The capitalist press has dedicated many lines recently to the surge in support seen for Nigel Farage’s Reform UK in the latest election. But alongside this haemorrhage of votes away from the Tories to the right, there was an equally important shift to the left of Labour.
The truth is that Britain’s first-past-the-post electoral system provides an extremely distorted snapshot of society, obscuring the real mood of distrust and bitterness felt towards the establishment parties.
Starmer’s Labour were able to win almost two-thirds of seats in the House of Commons with only one-third of the vote. And this was with an almost record low turnout of just 60 percent – the second lowest for a general election since 1885.
Furthermore, while overall turnout fell by more than seven percentage points nationally compared to 2019, in seats that Labour won at the last election, turnout dropped by almost ten points.
This shows that, whilst there was a strong desire to kick out the Tories, there was also little enthusiasm for Starmer’s Labour.
Protest votes
Labour may have won a big majority. But despite unfavourable odds, voters still managed to deliver the party a bloody nose in a number of areas.
The Green Party, in particular, benefitted from the desire to register a protest against Labour, racking up seven percent of the vote, and quadrupling their number of seats from one to four.
More impressively, in many respects, were the victories – and close second places – won by a string of independent candidates.
Overall, 459 independents stood in this election – accounting for 10 percent of all candidates, and more than double the number in 2019. Added to this were a variety of other protest candidates and representatives from various left parties, who all took votes off of Labour.
The most high profile of these was Jeremy Corbyn in Islington North, who won 7,000 more votes than his Labour opponent – and over 5,000 more than Keir Starmer achieved in the neighbouring constituency of Holborn & St Pancras.
Corbyn’s win will be all the more grating for the Labour leader, given that he actively channelled the party’s resources towards Islington, in the hope of removing his predecessor from Parliament.
Starmer, by contrast, saw his own vote count halve, from 36,641 in 2019 to 18,884 in this election, with Corbyn-supporter Andrew Feinstein coming second on 19 percent.
Across the country, meanwhile, four other pro-Palestine independent candidates denied Labour a victory: Shockat Adam in Leicester South, who unseated Starmerite stooge Jonathan Ashworth; Ayoub Khan in Birmingham Perry Barr; Adnan Hussain in Blackburn; and Iqbal Mohamed in Dewsbury and Batley.
“This is for the people of Gaza,” declared Adam when the result was announced in Leicester South.
Labour challenged
Elsewhere, a whole host of other hated Labour figures were given a fright.
In Ilford North, NHS-privatiser-in-chief Wes Streeting clung to his seat by the skin of his teeth, with his majority whittled down to just 528 by challenger Leanne Mohamad.
In Tottenham, north London, new foreign secretary and genocide supporter David Lammy lost 12,555 votes, with the majority of this going to the Greens and independent Nandita Lal.
In Bethnal Green & Stepney, incumbent Rushanara Ali won by just over 1,500 votes, with independent Ajmal Masroor coming second, as the local Muslim and Asian community mobilised in response to Labour’s backing for Israel and racist attacks against Bangladeshis.
In Birmingham, Labour right-wingers Jess Phillips and Liam Byrne narrowly held onto the city’s Yardley and Hodge Hill constituencies, respectively, with the Workers Party coming second in both cases.
In Rochdale, having dealt Labour a humiliating blow in the constituency’s by-election earlier this year, George Galloway almost repeated the trick, coming second by less than 1,500 votes.
And in Stratford & Bow, the total pro-Palestine protest vote was almost 40 percent, not far behind Labour’s winning share.
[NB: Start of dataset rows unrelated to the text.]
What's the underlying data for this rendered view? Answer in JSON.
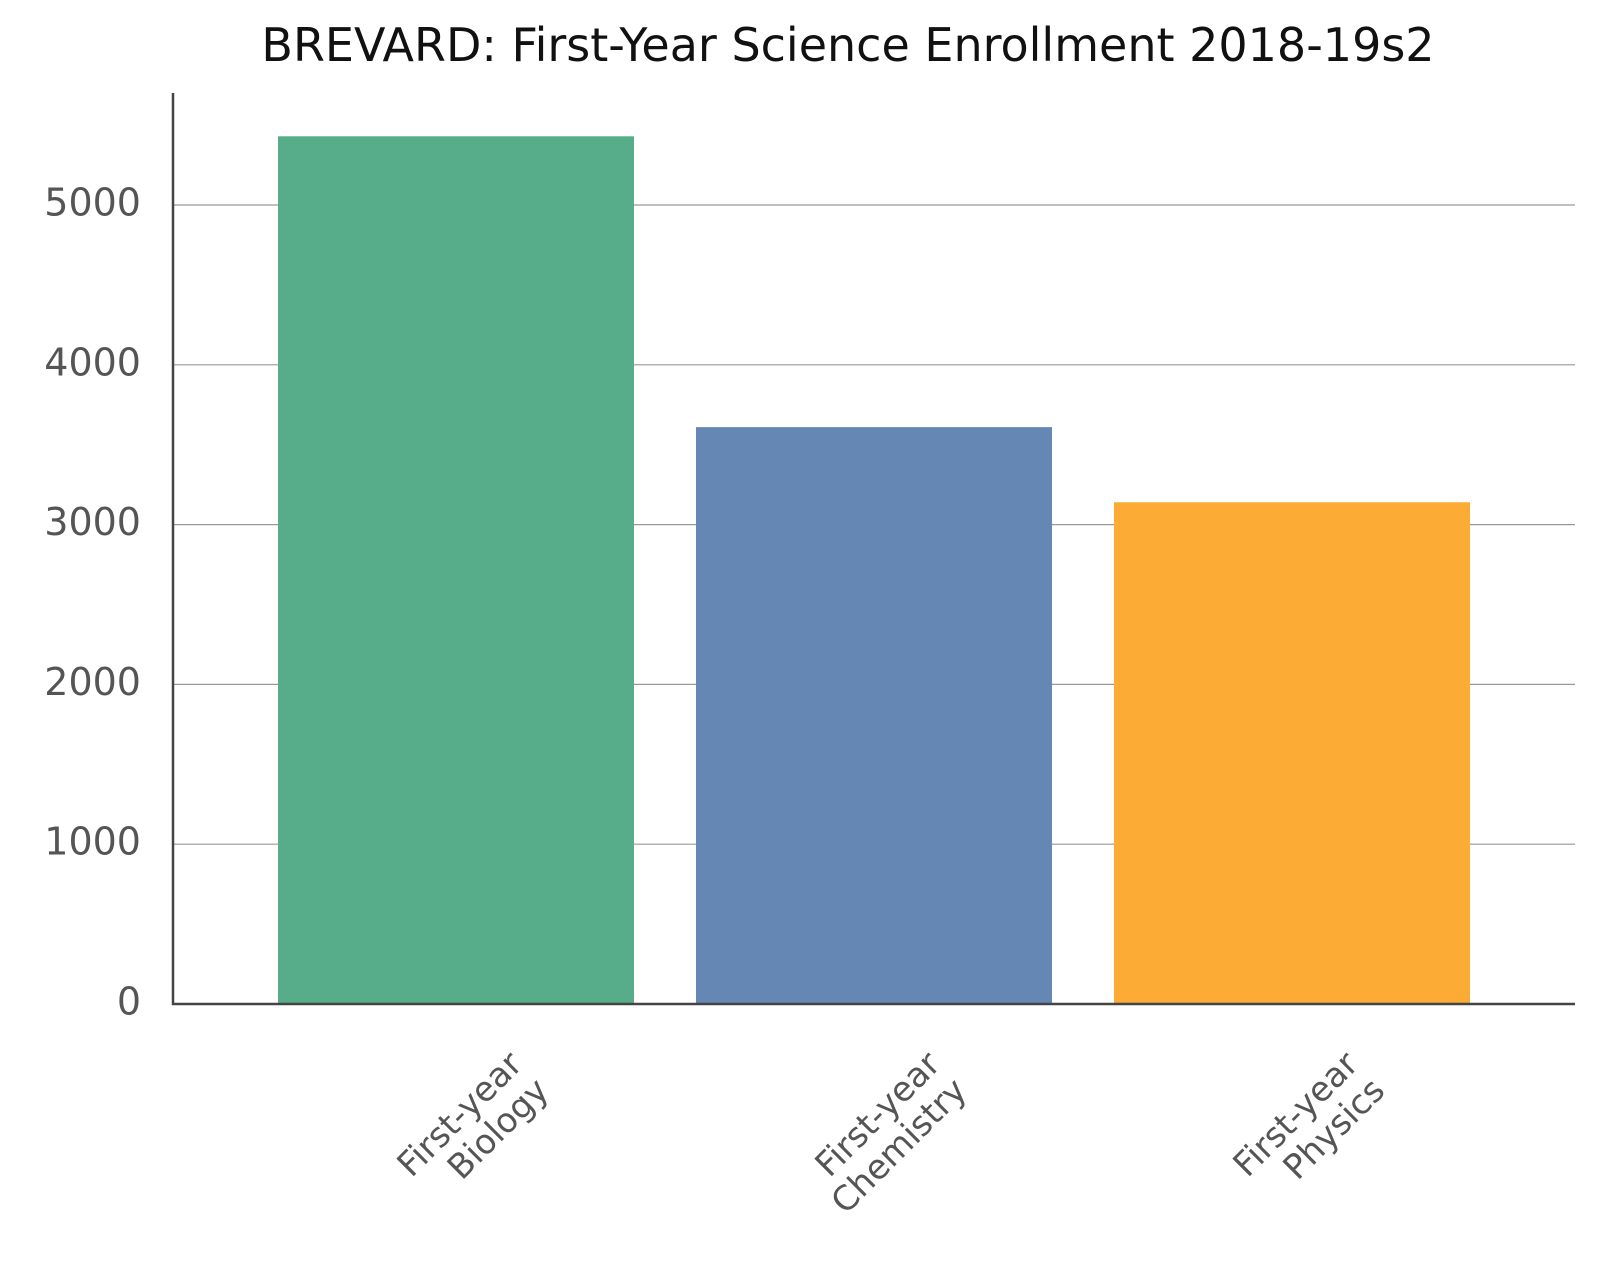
{
  "chart_data": {
    "type": "bar",
    "title": "BREVARD: First-Year Science Enrollment 2018-19s2",
    "xlabel": "",
    "ylabel": "",
    "categories": [
      [
        "First-year",
        "Biology"
      ],
      [
        "First-year",
        "Chemistry"
      ],
      [
        "First-year",
        "Physics"
      ]
    ],
    "values": [
      5430,
      3610,
      3140
    ],
    "colors": [
      "#57ac89",
      "#6488b3",
      "#fcac34"
    ],
    "ylim": [
      0,
      5700
    ],
    "yticks": [
      0,
      1000,
      2000,
      3000,
      4000,
      5000
    ],
    "grid": true
  }
}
This included 1,791 votes for revolutionary communist Fiona Lali (see back page).
In Chingford & Woodford Green, meanwhile, Labour’s scandalous last-minute deselection of Faiza Shaheen split the anti-Tory vote and allowed Conservative cretin Iain Duncan Smith to hold onto his seat.
Broken status quo
Overall, the combined share of the vote going to the Tories and Labour was at its lowest ever. At the same time, five independents and four Greens now sit on the opposition benches.
By comparison, in the last five decades, just three independent MPs have won in a general election. And since 1950, there have only been 13 different independent and minor party MPs in Parliament.
The real picture, then, is one of political polarisation and fragmentation. Far from seeing an endorsement of the establishment, if we peer below the surface, we see a widespread rejection of capitalism’s rotten status quo.
The old order is breaking down. There is a burning anger in society, and a yearning for a political reference point that can channel this indignation and discontent, in order to transform society in the interest of the many.
With your help – through continued organisation, education, and agitation – the Revolutionary Communist Party can become this lodestar for workers and youth.